Because the piece itself is pretty much a trifle — it’s essentially me whinging about how I’m sure to be spoiled on Harry’s fate prior to actually finishing the book, poor me! — I’m surprised that it got any traffic at all. But I think that it just reflects the public’s appetite for and anticipation of the ending of these books, an appetite that has suddenly ramped up, and is just about to explode.
Our logs kind of bear that out. Most of the traffic has been coming from four search terms: “Harry Potter Spoilers,” “Harry Potter Spoiler,” “Harry Potter and the Deathly Hallows Spoilers” and “Harry Potter 7 Spoilers,” and while the piece got normal-enough traffic back in February, it had very little traffic until May 14. On that day, the pageviews went up 50,000% from the day before, and ever since that first spike, the search traffic has remained consistently high, though there was another spike on June 18th.
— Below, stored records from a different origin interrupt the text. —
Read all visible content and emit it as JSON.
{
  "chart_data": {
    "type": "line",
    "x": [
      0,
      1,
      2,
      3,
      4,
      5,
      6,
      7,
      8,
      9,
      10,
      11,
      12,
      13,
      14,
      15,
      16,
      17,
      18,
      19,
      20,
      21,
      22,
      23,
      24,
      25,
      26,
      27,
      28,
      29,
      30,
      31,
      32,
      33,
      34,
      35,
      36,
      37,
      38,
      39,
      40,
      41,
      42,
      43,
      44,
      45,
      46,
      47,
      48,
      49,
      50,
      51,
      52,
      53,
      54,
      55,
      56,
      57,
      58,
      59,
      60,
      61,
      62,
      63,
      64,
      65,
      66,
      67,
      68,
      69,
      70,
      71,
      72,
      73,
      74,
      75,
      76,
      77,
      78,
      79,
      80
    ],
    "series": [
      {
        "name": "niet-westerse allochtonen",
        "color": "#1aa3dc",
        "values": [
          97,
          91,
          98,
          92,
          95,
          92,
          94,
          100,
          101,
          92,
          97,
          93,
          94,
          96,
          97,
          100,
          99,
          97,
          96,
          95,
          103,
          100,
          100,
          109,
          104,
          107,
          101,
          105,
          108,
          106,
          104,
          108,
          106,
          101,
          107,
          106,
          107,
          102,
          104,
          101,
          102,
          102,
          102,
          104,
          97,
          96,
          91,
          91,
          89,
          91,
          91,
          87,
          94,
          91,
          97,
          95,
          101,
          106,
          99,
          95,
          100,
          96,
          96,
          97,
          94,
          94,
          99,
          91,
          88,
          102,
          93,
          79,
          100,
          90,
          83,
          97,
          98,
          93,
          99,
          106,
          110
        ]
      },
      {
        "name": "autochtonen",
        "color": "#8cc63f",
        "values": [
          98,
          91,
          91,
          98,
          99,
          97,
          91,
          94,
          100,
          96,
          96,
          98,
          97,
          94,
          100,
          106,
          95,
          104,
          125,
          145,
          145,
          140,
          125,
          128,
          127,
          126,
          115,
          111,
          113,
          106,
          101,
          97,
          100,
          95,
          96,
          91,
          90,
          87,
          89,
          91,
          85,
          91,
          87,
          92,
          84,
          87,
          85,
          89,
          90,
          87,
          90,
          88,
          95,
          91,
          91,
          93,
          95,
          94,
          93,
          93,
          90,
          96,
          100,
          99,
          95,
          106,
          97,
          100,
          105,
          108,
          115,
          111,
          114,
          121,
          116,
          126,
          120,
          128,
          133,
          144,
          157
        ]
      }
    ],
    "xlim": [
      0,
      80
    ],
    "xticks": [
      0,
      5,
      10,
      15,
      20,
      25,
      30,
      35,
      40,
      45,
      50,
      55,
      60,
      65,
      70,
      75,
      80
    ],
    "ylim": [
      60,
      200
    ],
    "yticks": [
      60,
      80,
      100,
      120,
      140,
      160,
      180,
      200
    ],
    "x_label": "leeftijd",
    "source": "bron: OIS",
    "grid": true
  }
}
Why did these things happen? I don’t know. Maybe we lucked into good placement on Google or Yahoo on those days, or maybe some other event on those days spurred a crazy-ass amount of searches, and we were the beneficiaries. You can drive yourself crazy by thinking too hard about these things, so I normally don’t. This one is interesting, because there is going to be nothing bigger in our pop culture this summer than how J.K. Rowling answers the question of Harry Potter’s fate.
Of course, just like the reaction to the ending of The Sopranos, no matter the answer, about 1/3 of the audience is going to be absolutely pissed, 1/3 of the audience is going to think that it’s totally fracking brilliant and 1/3 of the audience will be busy creating and posting their own parodies.
And that post? It will fade back to obscurity almost immediately, because everybody will know.